A deeper challenge is applying those rules to our villains. We’re tempted to cloak them in absolute evil. Randomly bloodthirsty beasts and apocalyptic monsters are fun to create. Giving them reasons for their despicable actions is more difficult.
Let’s say upfront that we consider Patricia Briggs a master of characterization. While she has developed her share of bad-to-bone nasties, we remain most haunted by those that are more complex.
In Blood Bound, Mercy Thompson and the Columbia Basin wolf pack grapple with a vampire who is also a sorcerer and is attached to a demon. This is one seriously wretched villain. He kills with abandon, most notably in a horrific motel murder that an innocent human is blamed for. Make no mistake, readers hate this guy.
But this vampire’s name is Corey. Yes, Corey–like the two young actors from that 1980’s classic, The Lost Boys. Corey conjures visions of the boy next door. When you learn more about him, you find he didn’t ask to become a vicious killer. He did seek the thrill of being a sorcerer, however, which makes him a truly bad vampire. You can’t help but have a little sympathy for Corey even as you root for Mercy to kick his ass.
The river monster in Briggs’ River Marked is equally complicated. The creature’s insatiable appetite is fed by taking over minds and guiding humans willingly to their deaths. Yeah, it’s sick. But you can relate on some level when you find out the legend Native American legend about She Who Watches, the beast who’s always hungry for humans. She’s so powerful and so persuasive, especially when she’s trying to make deals with Mercy.
Some tips for building the perfect beast include:
The unexpected. Vampires have most often been beautiful people, and they’re usually very sexually adept, but again, Briggs comes through with a member of the local vampire seethe who is an older woman with the mind of a child. She’s a virtuoso on the piano but has to be watched constantly because she acts without thought.

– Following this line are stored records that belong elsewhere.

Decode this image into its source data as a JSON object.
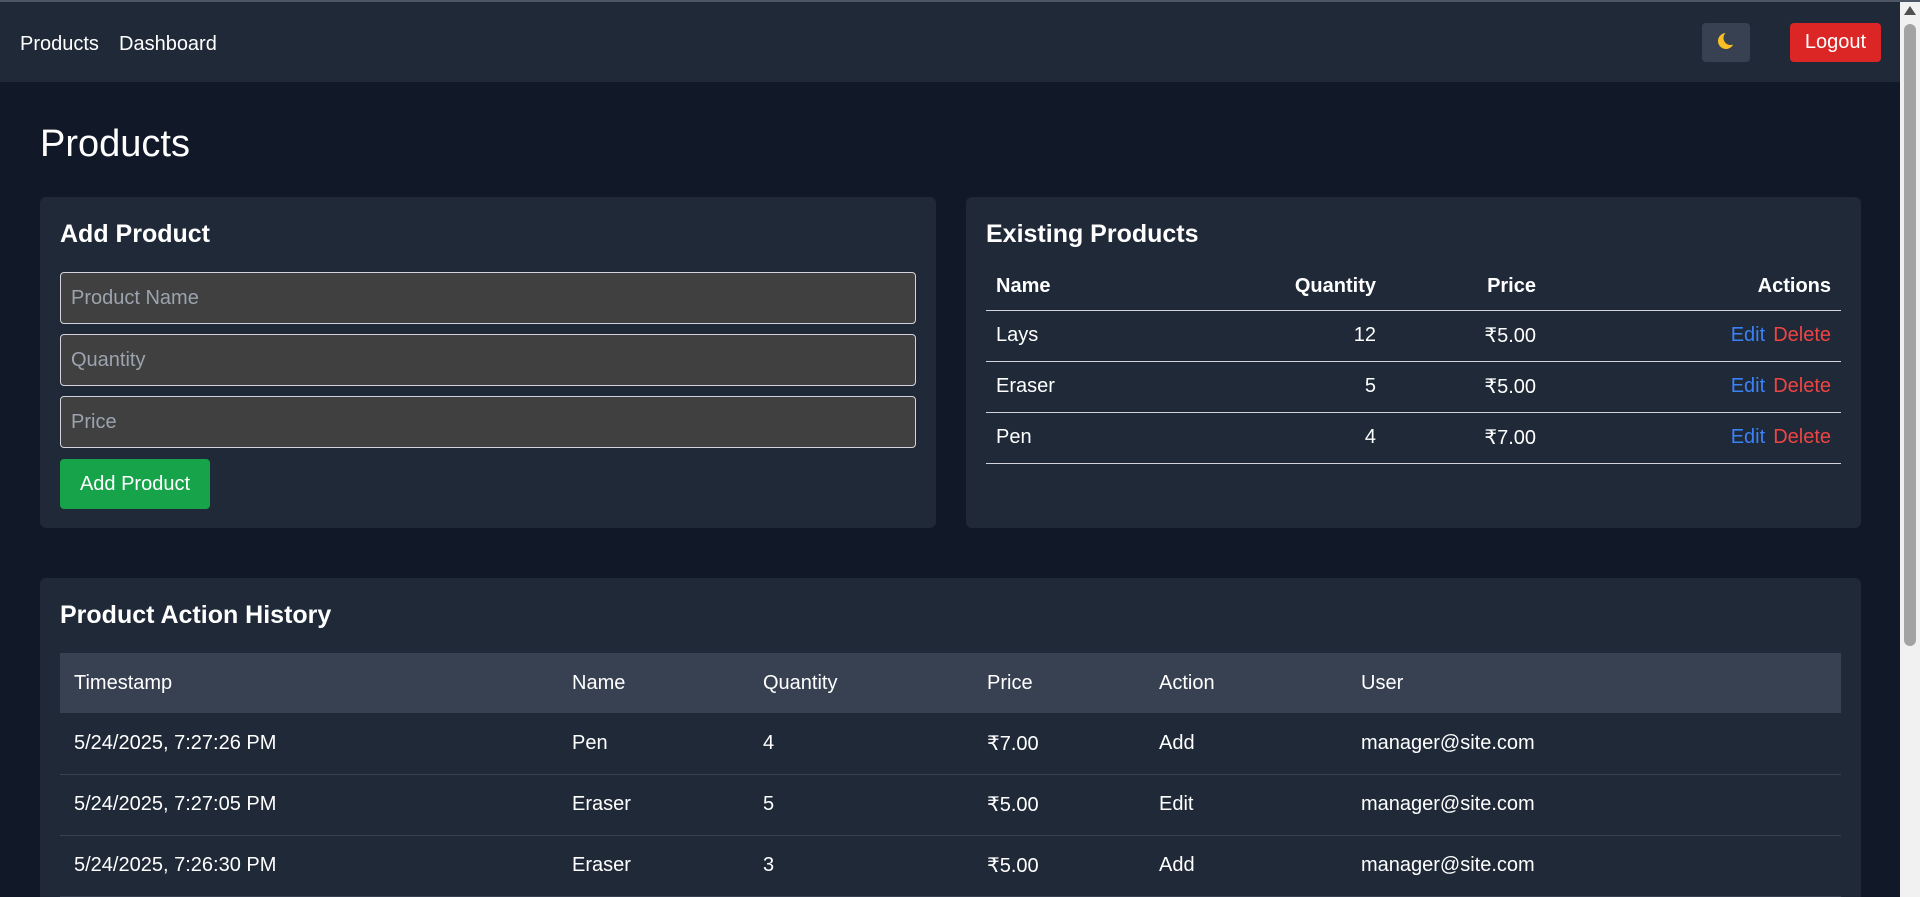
{
  "nav": {
    "links": [
      "Products",
      "Dashboard"
    ],
    "theme_icon": "moon-icon",
    "logout_label": "Logout"
  },
  "page": {
    "title": "Products"
  },
  "add_product": {
    "title": "Add Product",
    "name_placeholder": "Product Name",
    "quantity_placeholder": "Quantity",
    "price_placeholder": "Price",
    "submit_label": "Add Product"
  },
  "existing": {
    "title": "Existing Products",
    "columns": [
      "Name",
      "Quantity",
      "Price",
      "Actions"
    ],
    "edit_label": "Edit",
    "delete_label": "Delete",
    "rows": [
      {
        "name": "Lays",
        "quantity": "12",
        "price": "₹5.00"
      },
      {
        "name": "Eraser",
        "quantity": "5",
        "price": "₹5.00"
      },
      {
        "name": "Pen",
        "quantity": "4",
        "price": "₹7.00"
      }
    ]
  },
  "history": {
    "title": "Product Action History",
    "columns": [
      "Timestamp",
      "Name",
      "Quantity",
      "Price",
      "Action",
      "User"
    ],
    "rows": [
      {
        "timestamp": "5/24/2025, 7:27:26 PM",
        "name": "Pen",
        "quantity": "4",
        "price": "₹7.00",
        "action": "Add",
        "user": "manager@site.com"
      },
      {
        "timestamp": "5/24/2025, 7:27:05 PM",
        "name": "Eraser",
        "quantity": "5",
        "price": "₹5.00",
        "action": "Edit",
        "user": "manager@site.com"
      },
      {
        "timestamp": "5/24/2025, 7:26:30 PM",
        "name": "Eraser",
        "quantity": "3",
        "price": "₹5.00",
        "action": "Add",
        "user": "manager@site.com"
      }
    ]
  },
  "colors": {
    "page_bg": "#111827",
    "card_bg": "#1f2937",
    "add_button": "#16a34a",
    "logout_button": "#dc2626",
    "edit_link": "#3b82f6",
    "delete_link": "#ef4444"
  }
}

The tragic. The villain in Awakening Magic, which features the Connelly witches of New Mourne, is the Woman in White. She’s the ghost of a young woman who had everything she loved taken from her by someone who should have been trusted. As a result, she’s still haunting the small North Georgia town inhabited by the Connelly coven and a variety of other supernatural beings. Because she was grief stricken, she demanded a tribute when the Connellys first came to New Mourne in the 1700s—the life of one of the young witches. This has continued for centuries, but as the story progresses, you begin to understand the Woman in White’s grief, especially when the demon shows up.
The one rule to keep in mind when creating your characters is remembering everyone’s goal is to move the story forward. You have to create three-dimensional, believable characters but only you may know much of their backstory. Sometimes it’s especially easy to get caught up in the story of these peripheral characters—just let them impact the story as necessary. In searching for Corey, Mercy found her own supernatural powers increased. In our book, the young witch, Brenna must fully embrace her magic before she can help her family.
Nora Roberts is superb at dealing with secondary characters. There may be a romance going on with them or a completely different story line, but it will be subtle and all of it will support what’s happening with the two main characters.
Whatever type of fiction you’re writing, world building is at the core. All characters matter and what motivates the villain to do evil matters too. It’s all part of the story.